Biochemical lesions in copper-deficient rats caused by secondary iron deficiency. Derangement of protein synthesis and impairment of energy metabolism

Abstract

Severe Cu deficiency was induced in rats by rearing nursing dams and their offsprings on a semisynthetic diet comprising all the requisite nutrients and trace metals except Cu. The Cu-deprived rats exhibited growth retardation, severe anemia, loss of ceruloplasmin, decrease of cytochrome oxidase, accumulation of salt-soluble collagen and a drastic decrease in Fe in plasma and liver.

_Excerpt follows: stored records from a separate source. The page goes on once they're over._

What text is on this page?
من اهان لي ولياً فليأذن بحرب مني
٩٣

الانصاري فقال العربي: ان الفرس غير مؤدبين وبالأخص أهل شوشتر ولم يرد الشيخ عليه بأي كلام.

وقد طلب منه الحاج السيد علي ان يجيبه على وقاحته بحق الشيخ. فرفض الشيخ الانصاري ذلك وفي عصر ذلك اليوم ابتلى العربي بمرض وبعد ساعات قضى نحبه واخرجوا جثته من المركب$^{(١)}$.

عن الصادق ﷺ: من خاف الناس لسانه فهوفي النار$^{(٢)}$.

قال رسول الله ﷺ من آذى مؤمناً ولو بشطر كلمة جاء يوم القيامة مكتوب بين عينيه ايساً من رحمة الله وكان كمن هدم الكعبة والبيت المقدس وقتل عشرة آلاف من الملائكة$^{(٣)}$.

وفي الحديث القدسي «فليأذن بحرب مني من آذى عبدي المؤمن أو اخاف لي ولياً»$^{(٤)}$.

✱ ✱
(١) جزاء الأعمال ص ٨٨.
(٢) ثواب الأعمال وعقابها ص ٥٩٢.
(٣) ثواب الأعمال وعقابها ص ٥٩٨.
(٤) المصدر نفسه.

Apart from these characteristic signs of deficiency, a marked inhibition of protein synthesis occurred in vivo and in cell free liver preparations. The curtailed ability to carry out endogenously coded amino acid incorporation into protein contrasted with the unimpaired poly(U)-acid-directed phenylalanine polymerization. This inhibition pattern and the attendant disaggregation of the liver polyribosomes, suggested that the primary biosynthetic lesion was located at the stage of peptide-chain initiation. There was a pronounced depletion of the hepatic ATP content associated with a parallel depression of mitochondrial respiration and an enhancement of ATPase activity. Supplementation of the Cu-deficient diet with a 2- to 4-fold excess of Fe (relative to the standard diet) prevented growth retardation and anemia and restored normal energy metabolism and unimpaired protein-synthesizing capacity. These disturbances were primarily determined by the secondary Fe deficiency; similar alterations occurred in rats maintained on a Cu-sufficient but Fe deficient diet. The Fe-fortified diet failed to reverse the other signs of Cu deficiency, i.e., the loss of ceruloplasmin, the diminished rate of cytochrome oxidase and the increase of soluble collagen. The interrelations between the various biochemical lesions induced by deprivation of Cu or Fe are discussed and the possible role of ATP depletion in determining the derangement of protein synthesis is considered.